New glue I read about on another forum.  Might be worth a try.


http://www.finewoodworking.com/item/...rniture-makers

Bioformix Products Store


----------



## its_virgil (Oct 13, 2013)

The data sheet identifies it as cyanoacrylate...CA glue.  I would think it would work for gluing tubes. The data sheet identified the color as clear so it would probably work for finishing. Maybe someone has tried it and we will get a report on the quality.
Do a good turn daily!
Don


----------



## Swagopenturner (Oct 13, 2013)

They sent me a sample bottle.  It worked OK, but took longer to dry.  Even when I used an activator it took a long time to harden.  It was clear, and thick like advertised.  I did not get a chance to use it on a pen since I used it up making some cabinets for a customer.  Overall, not bad stuff.  THey need to come out with different viscosities and an activator.  Reasonable prices.


----------



## Ed McDonnell (Oct 13, 2013)

Looking at the MSDS, it's ca glue with a "trade secret" extra ingredient.  This ingredient must be what slows the cure and makes the dried glue permeable to oils / stains.  The fact that the dried glue will absorb oils and stains would make me very reluctant to use it as a finish for pens.  

It sounds like it has the same issues with not being good for filling gaps as regular CA, so it wouldn't be any better than regular CA for gluing tubes.  Except it would be a little slower to cure.  I guess that's worth something to people who regularly get their tubes stuck halfway in the blank.

Seems like pretty pricey stuff.  Almost $8 an ounce.  That's more than twice the price of regular CA.
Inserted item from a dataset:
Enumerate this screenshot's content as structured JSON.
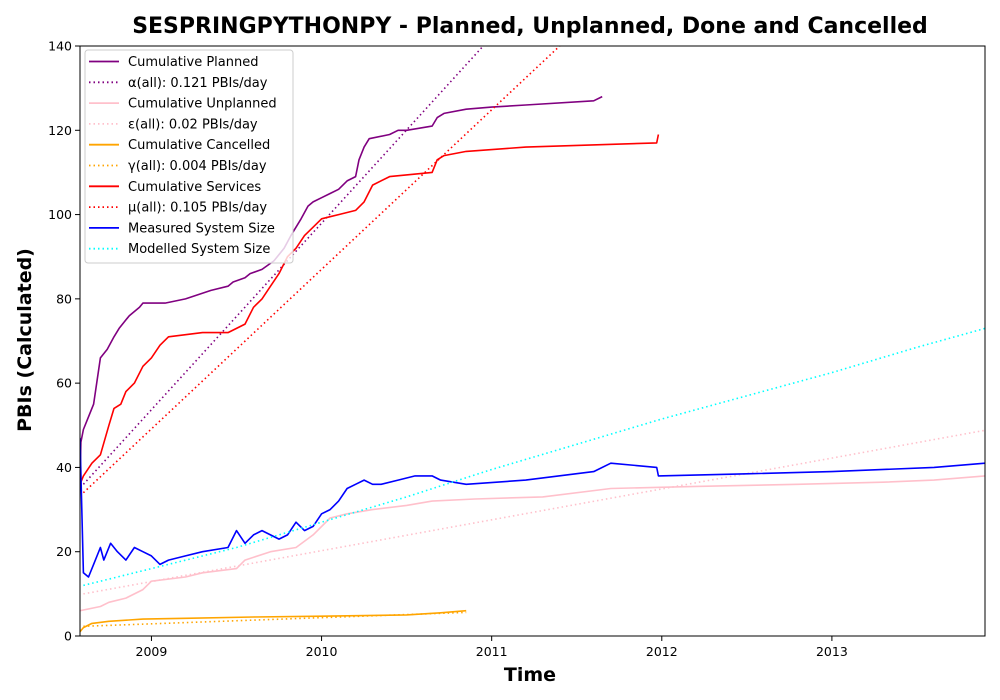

If I was still building furniture, I might give it a try, but I don't think I would use it for critical joints until it had been successfully used by other people for years.  There are few things worse than having a piece of furniture fall apart because a joint failed  (not that this ever happened to me....I'm just sayin.....:redface

Ed


----------



## LagniappeRob (Oct 13, 2013)

parklandturner said:


> Looking at the MSDS, it's ca glue with a "trade secret" extra ingredient.  This ingredient must be what slows the cure and makes the dried glue permeable to oils / stains.  The fact that the dried glue will absorb oils and stains would make me very reluctant to use it as a finish for pens.
> ...
> 
> Ed



That makes me wonder if it might be decent for those customers that don't want the glassy/plastic-y feel of regular CA.  Might get a bottle to play with...


----------